Самозванец несколько задумался и сказал вполголоса: «Бог весть. Улица моя тесна; воли мне мало. Ребята мои умничают. Они воры. Мне должно держать ухо востро; при первой неудаче они свою шею выкупят моею головою».
— То-то! — сказал я Пугачеву. — Не лучше ли тебе отстать от них самому, заблаговременно, да прибегнуть к милосердию государыни?
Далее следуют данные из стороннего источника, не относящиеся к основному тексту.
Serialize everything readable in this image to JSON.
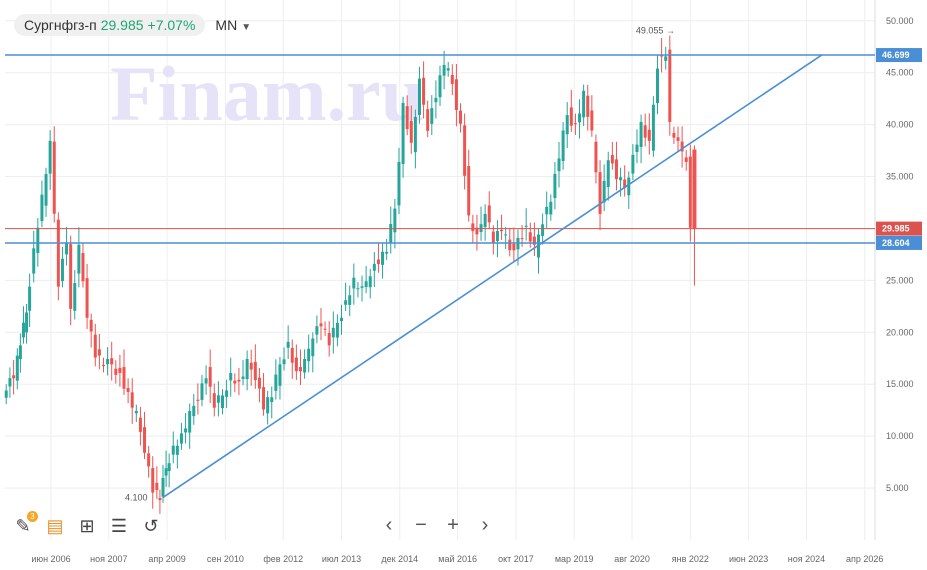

Пугачев горько усмехнулся. «Нет, — отвечал он;— поздно мне каяться. Для меня не будет помилования. Буду продолжать как начал. Как знать? Авось и удастся! Гришка Отрепьев ведь поцарствовал же над Москвою».
— А знаешь ты, чем он кончил? Его выбросили из окна, зарезали, сожгли, зарядили его пеплом пушку и выпалили!
— Слушай, — сказал Пугачев с каким-то диким вдохновением. — Расскажу тебе сказку, которую в ребячестве мне рассказывала старая калмычка. Однажды орел спрашивал у ворона: скажи, ворон-птица, отчего живешь ты на белом свете триста лет, а я всего-на́-все только тридцать три года? — Оттого, батюшка, отвечал ему ворон, что ты пьешь живую кровь, а я питаюсь мертвечиной. Орел подумал: давай попробуем и мы питаться тем же. Хорошо. Полетели орел да ворон. Вот завидели палую лошадь; спустились и сели. Ворон стал клевать да похваливать. Орел клюнул раз, клюнул другой, махнул крылом и сказал ворону: нет, брат ворон, чем триста лет питаться падалью, лучше раз напиться живой кровью, а там что бог даст! — Какова калмыцкая сказка?
— Затейлива, — отвечал я ему. — Но жить убийством и разбоем значит по мне клевать мертвечину.
Пугачев посмотрел на меня с удивлением и ничего не отвечал. Оба мы замолчали, погрузясь каждый в свои размышления. Татарин затянул унылую песню; Савельич, дремля, качался на облучке. Кибитка летела по гладкому зимнему пути… Вдруг увидел я деревушку на крутом берегу Яика, с частоколом и с колокольней — и через четверть часа въехали мы в Белогорскую крепость.
Как у нашей у яблонки
Ни верхушки нет, ни отросточек;
Как у нашей у княгинюшки
Ни отца нету, ни матери.
Снарядить-то ее некому,
Благословить-то ее некому.*
Свадебная песня.
Кибитка подъехала к крыльцу комендантского дома. Народ узнал колокольчик Пугачева и толпою бежал за нами. Швабрин встретил самозванца на крыльце. Он был одет казаком и отрастил себе бороду. Изменник помог Пугачеву вылезть из кибитки, в подлых выражениях изъявляя свою радость и усердие. Увидя меня, он смутился; но вскоре оправился, протянул мне руку, говоря: «И ты наш? Давно бы так!» — Я отворотился от него и ничего не отвечал.
Сердце мое заныло, когда очутились мы в давно знакомой комнате, где на стене висел еще диплом покойного коменданта, как печальная эпитафия прошедшему времени. Пугачев сел на том диване, на котором, бывало, дремал Иван Кузмич, усыпленный ворчанием своей супруги. Швабрин сам поднес ему водки. Пугачев выпил рюмку и сказал ему, указав на меня: «Попотчуй и его благородие». Швабрин подошел ко мне с своим подносом; но я вторично от него отворотился. Он казался сам не свой. При обыкновенной своей сметливости он, конечно, догадался, что Пугачев был им недоволен. Он трусил перед ним, а на меня поглядывал с недоверчивостию. Пугачев осведомился о состоянии крепости, о слухах про неприятельские войска и тому подобном, и вдруг спросил его неожиданно: «Скажи, братец, какую девушку держишь ты у себя под караулом? Покажи-ка мне ее».